What if i want to have an array of pointers to a function and the size of the array is not known from the beginning? I'm just curious if there's a way to do that. Using new statement or maybe something else. Something looking similar to
void (* testArray[5])(void *) = new void ()(void *);
You could use a std::vector:
#include <vector>
typedef void (*FunPointer)(void *);
std::vector<FunPointer> pointers;
If you really want to use a static array, it would be better to do it using the FunPointer i defined in the snippet above:
FunPointer testArray[5];
testArray[0] = some_fun_pointer;
Though i would still go for the vector solution, taking into account that you don't know the size of the array during compilation time and that you are using C++ and not C.

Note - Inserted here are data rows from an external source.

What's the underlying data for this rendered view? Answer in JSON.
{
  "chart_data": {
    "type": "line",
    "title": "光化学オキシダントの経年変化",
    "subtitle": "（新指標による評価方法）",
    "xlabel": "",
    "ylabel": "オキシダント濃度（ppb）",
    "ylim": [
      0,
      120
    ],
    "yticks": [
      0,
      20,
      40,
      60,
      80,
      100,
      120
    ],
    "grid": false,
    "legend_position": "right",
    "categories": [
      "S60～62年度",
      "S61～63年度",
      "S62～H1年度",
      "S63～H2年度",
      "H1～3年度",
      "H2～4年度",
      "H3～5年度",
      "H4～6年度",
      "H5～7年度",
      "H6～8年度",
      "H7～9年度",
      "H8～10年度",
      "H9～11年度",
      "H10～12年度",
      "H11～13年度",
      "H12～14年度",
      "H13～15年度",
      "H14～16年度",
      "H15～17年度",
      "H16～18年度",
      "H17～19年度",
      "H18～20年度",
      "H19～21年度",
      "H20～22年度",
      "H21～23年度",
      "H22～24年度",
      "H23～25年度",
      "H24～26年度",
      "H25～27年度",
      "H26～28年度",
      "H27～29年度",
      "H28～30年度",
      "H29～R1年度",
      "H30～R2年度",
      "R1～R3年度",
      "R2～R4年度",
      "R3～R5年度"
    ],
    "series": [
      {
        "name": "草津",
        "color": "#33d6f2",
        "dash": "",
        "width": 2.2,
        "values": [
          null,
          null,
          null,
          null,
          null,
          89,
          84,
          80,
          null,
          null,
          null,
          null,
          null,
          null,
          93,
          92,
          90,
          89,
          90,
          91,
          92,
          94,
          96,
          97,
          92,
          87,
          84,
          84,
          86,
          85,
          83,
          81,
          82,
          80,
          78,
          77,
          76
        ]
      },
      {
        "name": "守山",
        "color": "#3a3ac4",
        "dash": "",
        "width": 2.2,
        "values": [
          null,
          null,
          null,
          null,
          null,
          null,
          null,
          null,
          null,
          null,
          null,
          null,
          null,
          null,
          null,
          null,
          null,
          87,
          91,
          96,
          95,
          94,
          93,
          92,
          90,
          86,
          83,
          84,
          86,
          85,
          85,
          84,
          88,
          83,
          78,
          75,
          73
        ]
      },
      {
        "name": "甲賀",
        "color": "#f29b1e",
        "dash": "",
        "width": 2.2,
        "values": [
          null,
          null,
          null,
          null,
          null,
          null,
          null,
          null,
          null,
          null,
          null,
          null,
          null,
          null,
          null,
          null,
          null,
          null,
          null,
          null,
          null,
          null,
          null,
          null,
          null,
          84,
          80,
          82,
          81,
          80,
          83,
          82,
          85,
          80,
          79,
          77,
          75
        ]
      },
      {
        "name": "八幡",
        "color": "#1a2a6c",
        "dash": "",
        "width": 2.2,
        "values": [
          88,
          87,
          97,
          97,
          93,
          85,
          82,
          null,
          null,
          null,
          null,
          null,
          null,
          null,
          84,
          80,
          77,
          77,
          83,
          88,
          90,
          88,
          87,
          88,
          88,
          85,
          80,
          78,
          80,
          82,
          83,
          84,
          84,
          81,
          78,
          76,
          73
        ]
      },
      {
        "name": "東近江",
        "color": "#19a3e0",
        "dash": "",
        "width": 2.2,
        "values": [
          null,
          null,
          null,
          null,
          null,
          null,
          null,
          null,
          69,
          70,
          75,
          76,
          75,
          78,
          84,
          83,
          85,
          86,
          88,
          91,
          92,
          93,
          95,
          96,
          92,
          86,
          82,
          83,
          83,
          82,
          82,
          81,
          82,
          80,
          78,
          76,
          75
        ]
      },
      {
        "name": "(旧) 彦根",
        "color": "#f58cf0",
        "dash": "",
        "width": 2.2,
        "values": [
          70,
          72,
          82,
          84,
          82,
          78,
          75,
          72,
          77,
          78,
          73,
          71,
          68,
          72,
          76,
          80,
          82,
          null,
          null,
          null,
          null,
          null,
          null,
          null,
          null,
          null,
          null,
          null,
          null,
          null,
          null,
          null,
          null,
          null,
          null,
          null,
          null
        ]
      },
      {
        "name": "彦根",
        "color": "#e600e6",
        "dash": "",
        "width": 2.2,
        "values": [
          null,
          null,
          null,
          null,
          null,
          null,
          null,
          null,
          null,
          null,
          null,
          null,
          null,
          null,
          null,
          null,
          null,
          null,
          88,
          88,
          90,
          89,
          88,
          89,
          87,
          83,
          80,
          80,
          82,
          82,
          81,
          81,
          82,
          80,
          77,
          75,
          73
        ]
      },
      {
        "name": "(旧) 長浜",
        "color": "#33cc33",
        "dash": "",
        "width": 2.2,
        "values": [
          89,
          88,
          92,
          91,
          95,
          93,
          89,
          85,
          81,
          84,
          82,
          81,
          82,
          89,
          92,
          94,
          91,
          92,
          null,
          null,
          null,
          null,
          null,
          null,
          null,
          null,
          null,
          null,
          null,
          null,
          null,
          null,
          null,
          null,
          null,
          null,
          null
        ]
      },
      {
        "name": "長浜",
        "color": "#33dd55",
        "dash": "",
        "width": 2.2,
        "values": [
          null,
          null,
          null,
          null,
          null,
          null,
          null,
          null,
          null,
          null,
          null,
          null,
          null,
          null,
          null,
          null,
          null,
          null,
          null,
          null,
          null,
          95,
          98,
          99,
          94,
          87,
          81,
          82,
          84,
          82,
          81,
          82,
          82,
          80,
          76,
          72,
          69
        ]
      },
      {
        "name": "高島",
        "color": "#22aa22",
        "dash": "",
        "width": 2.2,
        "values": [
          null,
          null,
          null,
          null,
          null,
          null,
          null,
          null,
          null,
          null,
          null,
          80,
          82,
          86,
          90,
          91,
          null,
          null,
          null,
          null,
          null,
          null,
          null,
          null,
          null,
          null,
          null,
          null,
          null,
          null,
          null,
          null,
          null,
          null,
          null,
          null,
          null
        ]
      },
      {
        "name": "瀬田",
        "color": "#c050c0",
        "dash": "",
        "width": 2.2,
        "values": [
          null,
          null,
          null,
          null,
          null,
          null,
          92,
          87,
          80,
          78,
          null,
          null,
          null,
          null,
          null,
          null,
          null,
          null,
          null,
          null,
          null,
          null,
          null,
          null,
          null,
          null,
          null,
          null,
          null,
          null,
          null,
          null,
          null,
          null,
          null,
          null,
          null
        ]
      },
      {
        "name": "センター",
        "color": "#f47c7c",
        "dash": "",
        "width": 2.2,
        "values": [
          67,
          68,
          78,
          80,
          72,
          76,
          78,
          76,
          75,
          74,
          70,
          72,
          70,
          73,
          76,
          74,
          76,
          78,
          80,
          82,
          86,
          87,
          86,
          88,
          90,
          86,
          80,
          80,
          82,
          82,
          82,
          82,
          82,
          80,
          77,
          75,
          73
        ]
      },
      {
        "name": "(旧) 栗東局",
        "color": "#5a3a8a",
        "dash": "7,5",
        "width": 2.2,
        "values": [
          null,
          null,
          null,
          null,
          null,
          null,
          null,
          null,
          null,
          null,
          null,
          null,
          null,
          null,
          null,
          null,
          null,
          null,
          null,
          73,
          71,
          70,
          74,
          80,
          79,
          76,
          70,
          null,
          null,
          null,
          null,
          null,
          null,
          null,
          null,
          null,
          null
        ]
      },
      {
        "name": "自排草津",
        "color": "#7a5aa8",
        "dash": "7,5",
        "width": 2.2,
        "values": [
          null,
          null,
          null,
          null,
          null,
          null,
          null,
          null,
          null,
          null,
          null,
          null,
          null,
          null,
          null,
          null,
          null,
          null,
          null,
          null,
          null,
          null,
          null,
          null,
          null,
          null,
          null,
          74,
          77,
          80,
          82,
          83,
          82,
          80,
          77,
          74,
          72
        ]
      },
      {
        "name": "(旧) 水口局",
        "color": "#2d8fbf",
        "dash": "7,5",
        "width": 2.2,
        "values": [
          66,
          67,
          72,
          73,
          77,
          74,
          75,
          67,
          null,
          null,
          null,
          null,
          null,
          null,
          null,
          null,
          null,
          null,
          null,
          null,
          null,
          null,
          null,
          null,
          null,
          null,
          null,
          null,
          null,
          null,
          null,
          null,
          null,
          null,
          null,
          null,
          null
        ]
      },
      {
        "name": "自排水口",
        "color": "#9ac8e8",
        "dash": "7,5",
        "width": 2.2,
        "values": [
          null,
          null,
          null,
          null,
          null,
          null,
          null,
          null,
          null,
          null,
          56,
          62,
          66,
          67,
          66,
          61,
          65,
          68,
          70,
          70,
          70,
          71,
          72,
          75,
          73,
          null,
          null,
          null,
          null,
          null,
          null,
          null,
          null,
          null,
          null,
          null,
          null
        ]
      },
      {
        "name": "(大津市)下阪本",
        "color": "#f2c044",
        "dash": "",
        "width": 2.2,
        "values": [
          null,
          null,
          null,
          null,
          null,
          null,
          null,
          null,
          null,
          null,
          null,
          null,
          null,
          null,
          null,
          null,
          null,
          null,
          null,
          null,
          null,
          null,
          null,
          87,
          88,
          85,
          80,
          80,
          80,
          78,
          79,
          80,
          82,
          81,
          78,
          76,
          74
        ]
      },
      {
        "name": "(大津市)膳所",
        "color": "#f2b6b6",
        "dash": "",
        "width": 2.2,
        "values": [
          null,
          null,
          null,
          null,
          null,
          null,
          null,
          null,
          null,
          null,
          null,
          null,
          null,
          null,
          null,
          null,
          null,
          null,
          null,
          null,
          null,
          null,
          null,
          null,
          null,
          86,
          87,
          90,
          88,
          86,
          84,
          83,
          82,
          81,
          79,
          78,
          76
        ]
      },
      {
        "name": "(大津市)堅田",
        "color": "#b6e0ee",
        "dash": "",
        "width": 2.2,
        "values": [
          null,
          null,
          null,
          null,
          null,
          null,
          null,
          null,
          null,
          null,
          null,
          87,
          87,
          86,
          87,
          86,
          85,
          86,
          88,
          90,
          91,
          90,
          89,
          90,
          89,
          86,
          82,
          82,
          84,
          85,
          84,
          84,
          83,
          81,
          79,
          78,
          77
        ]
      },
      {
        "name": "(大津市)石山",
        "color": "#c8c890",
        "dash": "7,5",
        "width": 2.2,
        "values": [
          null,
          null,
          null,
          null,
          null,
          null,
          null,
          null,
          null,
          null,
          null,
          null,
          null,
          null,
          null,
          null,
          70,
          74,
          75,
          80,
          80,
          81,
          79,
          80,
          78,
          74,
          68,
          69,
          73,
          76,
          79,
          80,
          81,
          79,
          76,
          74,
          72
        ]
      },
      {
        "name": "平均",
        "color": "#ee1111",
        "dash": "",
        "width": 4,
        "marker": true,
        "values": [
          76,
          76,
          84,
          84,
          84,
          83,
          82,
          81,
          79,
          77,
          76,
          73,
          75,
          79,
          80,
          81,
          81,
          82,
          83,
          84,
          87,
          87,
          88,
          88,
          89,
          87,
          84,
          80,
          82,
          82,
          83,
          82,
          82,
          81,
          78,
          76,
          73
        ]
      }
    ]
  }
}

With typedef, the new expression is trivial:
typedef void(*F)(void*);
int main () {
F *testArray = new F[5];
if(testArray[0]) testArray[0](0);
}
Without typedef, it is somewhat more difficult:
void x(void*) {}
int main () {
void (*(*testArray))(void*) = new (void(*[5])(void*));
testArray[3] = x;
if(testArray[3]) testArray[3](0);
}
for(i=0;i<length;i++)
A[i]=new node
or
#include <vector>
std::vector<someObj*> x;
x.resize(someSize);